Lactobacillus plantarum ameliorates NASH-related inflammation by upregulating L-arginine production

Nonalcoholic fatty liver disease (NAFLD) affects about one-quarter of adults and encompasses a spectrum from simple steatosis (NAFL) to nonalcoholic steatohepatitis (NASH), cirrhosis, and hepatocellular carcinoma. NASH can progress to advanced liver disease and is a major and growing indication for liver transplantation. Effective pharmacologic treatments are lacking; lifestyle interventions remain standard of care. With the gut-liver axis concept, the gut microbiota has emerged as an environmental factor influencing steatosis, inflammation, and fibrosis. Probiotics may benefit NASH by altering microbiome diversity, producing metabolites that signal via host receptors, modulating bile acid signaling, and strengthening the gut barrier. Lactobacillus plantarum is a safe dietary supplement with immune-regulating properties, reported to maintain gut homeostasis, restore barrier function, regulate immune responses, and reduce liver enzymes. Despite these potential benefits, its role and mechanisms in treating NASH are unclear.

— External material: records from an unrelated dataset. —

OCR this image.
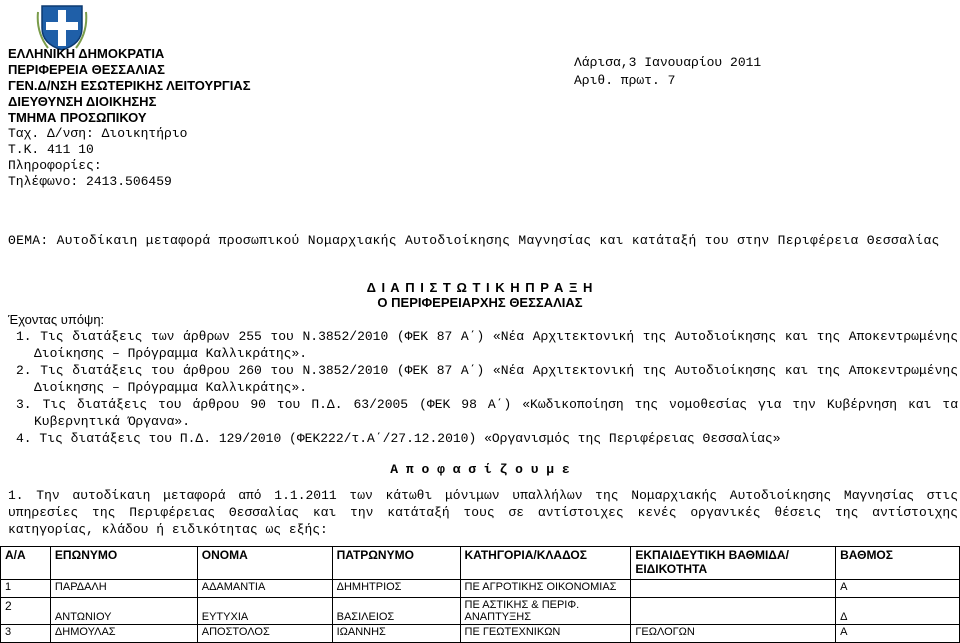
ΕΛΛΗΝΙΚΗ ΔΗΜΟΚΡΑΤΙΑ
ΠΕΡΙΦΕΡΕΙΑ ΘΕΣΣΑΛΙΑΣ
ΓΕΝ.Δ/ΝΣΗ ΕΣΩΤΕΡΙΚΗΣ ΛΕΙΤΟΥΡΓΙΑΣ
ΔΙΕΥΘΥΝΣΗ ΔΙΟΙΚΗΣΗΣ
ΤΜΗΜΑ ΠΡΟΣΩΠΙΚΟΥ
Ταχ. Δ/νση: Διοικητήριο
Τ.Κ. 411 10
Πληροφορίες:
Τηλέφωνο: 2413.506459
Λάρισα,3 Ιανουαρίου 2011
Αριθ. πρωτ. 7
ΘΕΜΑ: Αυτοδίκαιη μεταφορά προσωπικού Νομαρχιακής Αυτοδιοίκησης Μαγνησίας και κατάταξή του στην Περιφέρεια Θεσσαλίας
Δ Ι Α Π Ι Σ Τ Ω Τ Ι Κ Η Π Ρ Α Ξ Η
Ο ΠΕΡΙΦΕΡΕΙΑΡΧΗΣ ΘΕΣΣΑΛΙΑΣ
Έχοντας υπόψη:
1. Τις διατάξεις των άρθρων 255 του Ν.3852/2010 (ΦΕΚ 87 Α΄) «Νέα Αρχιτεκτονική της Αυτοδιοίκησης και της Αποκεντρωμένης Διοίκησης – Πρόγραμμα Καλλικράτης».
2. Τις διατάξεις του άρθρου 260 του Ν.3852/2010 (ΦΕΚ 87 Α΄) «Νέα Αρχιτεκτονική της Αυτοδιοίκησης και της Αποκεντρωμένης Διοίκησης – Πρόγραμμα Καλλικράτης».
3. Τις διατάξεις του άρθρου 90 του Π.Δ. 63/2005 (ΦΕΚ 98 Α΄) «Κωδικοποίηση της νομοθεσίας για την Κυβέρνηση και τα Κυβερνητικά Όργανα».
4. Τις διατάξεις του Π.Δ. 129/2010 (ΦΕΚ222/τ.Α΄/27.12.2010) «Οργανισμός της Περιφέρειας Θεσσαλίας»
Α π ο φ α σ ί ζ ο υ μ ε
1. Την αυτοδίκαιη μεταφορά από 1.1.2011 των κάτωθι μόνιμων υπαλλήλων της Νομαρχιακής Αυτοδιοίκησης Μαγνησίας στις υπηρεσίες της Περιφέρειας Θεσσαλίας και την κατάταξή τους σε αντίστοιχες κενές οργανικές θέσεις της αντίστοιχης κατηγορίας, κλάδου ή ειδικότητας ως εξής:
Α/Α	ΕΠΩΝΥΜΟ	ΟΝΟΜΑ	ΠΑΤΡΩΝΥΜΟ	ΚΑΤΗΓΟΡΙΑ/ΚΛΑΔΟΣ	ΕΚΠΑΙΔΕΥΤΙΚΗ ΒΑΘΜΙΔΑ/ΕΙΔΙΚΟΤΗΤΑ	ΒΑΘΜΟΣ
1	ΠΑΡΔΑΛΗ	ΑΔΑΜΑΝΤΙΑ	ΔΗΜΗΤΡΙΟΣ	ΠΕ ΑΓΡΟΤΙΚΗΣ ΟΙΚΟΝΟΜΙΑΣ		Α
2	ΑΝΤΩΝΙΟΥ	ΕΥΤΥΧΙΑ	ΒΑΣΙΛΕΙΟΣ	ΠΕ ΑΣΤΙΚΗΣ & ΠΕΡΙΦ. ΑΝΑΠΤΥΞΗΣ		Δ
3	ΔΗΜΟΥΛΑΣ	ΑΠΟΣΤΟΛΟΣ	ΙΩΑΝΝΗΣ	ΠΕ ΓΕΩΤΕΧΝΙΚΩΝ	ΓΕΩΛΟΓΩΝ	Α
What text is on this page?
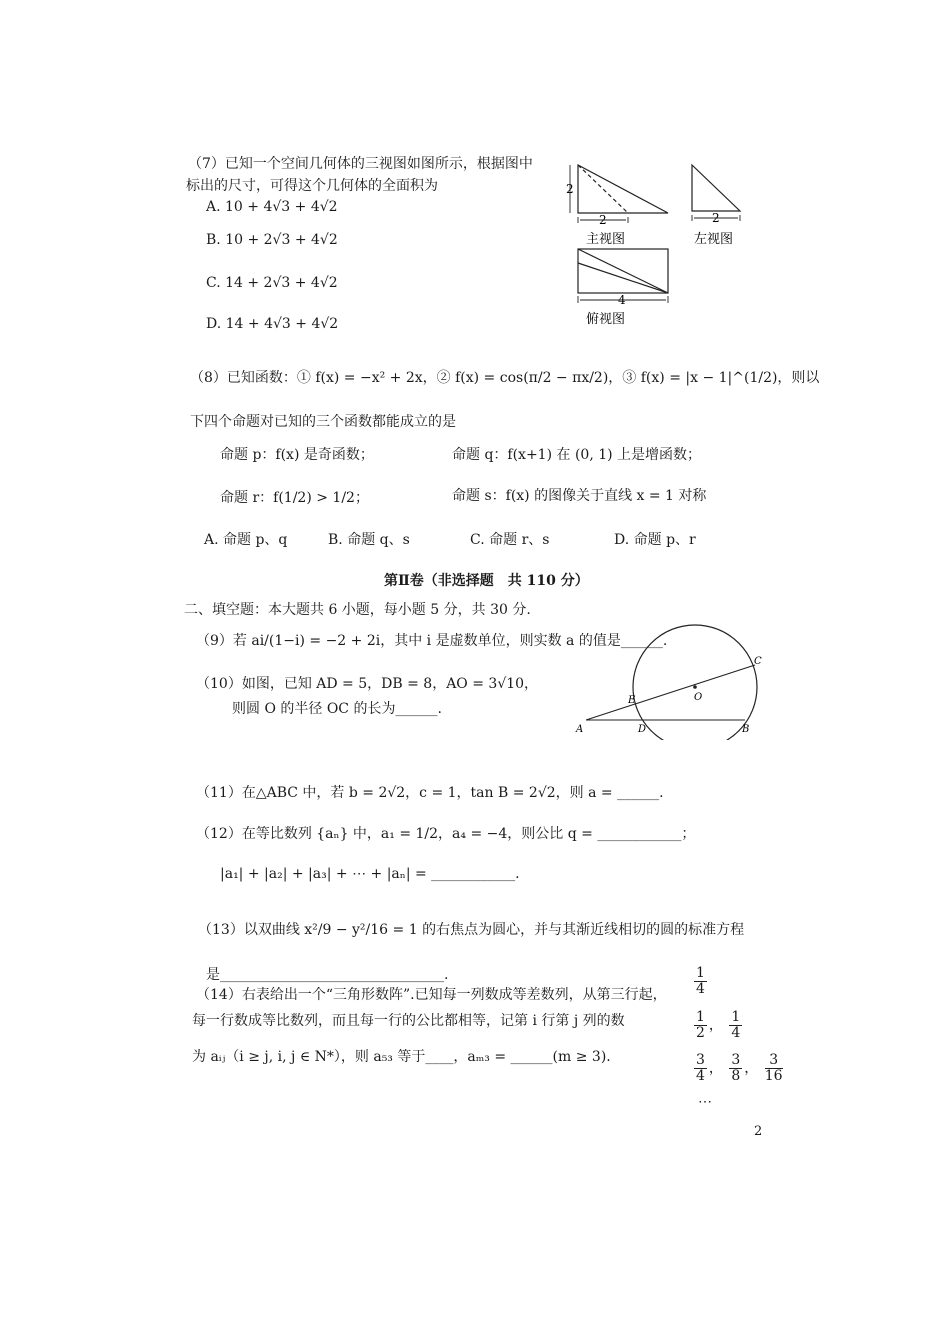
（7）已知一个空间几何体的三视图如图所示，根据图中
标出的尺寸，可得这个几何体的全面积为
A. 10 + 4√3 + 4√2
B. 10 + 2√3 + 4√2
C. 14 + 2√3 + 4√2
D. 14 + 4√3 + 4√2
2
2
主视图
2
左视图
4
俯视图
（8）已知函数：① f(x) = −x² + 2x，② f(x) = cos(π/2 − πx/2)，③ f(x) = |x − 1|^(1/2)，则以
下四个命题对已知的三个函数都能成立的是
命题 p：f(x) 是奇函数；	命题 q：f(x+1) 在 (0, 1) 上是增函数；
命题 r：f(1/2) > 1/2；	命题 s：f(x) 的图像关于直线 x = 1 对称
A. 命题 p、q	B. 命题 q、s	C. 命题 r、s	D. 命题 p、r
第Ⅱ卷（非选择题　共 110 分）
二、填空题：本大题共 6 小题，每小题 5 分，共 30 分.
（9）若 ai/(1−i) = −2 + 2i，其中 i 是虚数单位，则实数 a 的值是______.
（10）如图，已知 AD = 5，DB = 8，AO = 3√10，
则圆 O 的半径 OC 的长为______.
A	D	B
E	O
C
（11）在△ABC 中，若 b = 2√2，c = 1，tan B = 2√2，则 a = ______.
（12）在等比数列 {aₙ} 中，a₁ = 1/2，a₄ = −4，则公比 q = ____________；
|a₁| + |a₂| + |a₃| + ⋯ + |aₙ| = ____________.
（13）以双曲线 x²/9 − y²/16 = 1 的右焦点为圆心，并与其渐近线相切的圆的标准方程
是________________________________.
（14）右表给出一个“三角形数阵”.已知每一列数成等差数列，从第三行起，
每一行数成等比数列，而且每一行的公比都相等，记第 i 行第 j 列的数
为 aᵢⱼ（i ≥ j, i, j ∈ N*），则 a₅₃ 等于____，aₘ₃ = ______(m ≥ 3).
$\frac{1}{4}$
$\frac{1}{2}$ ， $\frac{1}{4}$
$\frac{3}{4}$ ， $\frac{3}{8}$ ， $\frac{3}{16}$
⋯
2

This study aimed to determine whether L. plantarum can alleviate steatohepatitis, and to define the extent and mechanisms by which it affects NASH, hypothesizing actions via gut microbiome-mediated pathways.

Study design and animal models: Six-week-old male C57BL/6N mice were housed under controlled temperature (23 ± 2°C), humidity (60% ± 10%), and a 12-h light/dark cycle with ad libitum access to diet and water. After a 7-day acclimation, all mice except chow controls were fed a choline-deficient high-fat diet (CD-HFD; D05010402, Research Diets; 22.6% protein, 23.5% fat (43% kcal from fat), no choline) for 30 weeks to induce NASH. Mice were then randomized (n=8/group) to CD-HFD plus vehicle, CD-HFD plus L. plantarum, or CD-HFD plus empagliflozin for 12 weeks; chow controls received chow plus vehicle. L. plantarum (supplied by Ildong Bioscience; administered once daily by oral gavage) and empagliflozin (10 mg/kg/day by oral gavage) were given for 12 weeks. Vehicle groups received equal-volume PBS. At study end (week 42), mice were anesthetized; blood was collected by cardiac puncture; tissues were harvested for snap-freezing or formalin fixation. An additional NAFL prevention cohort received CD-HFD for 8 weeks followed by 8 weeks of L. plantarum or vehicle.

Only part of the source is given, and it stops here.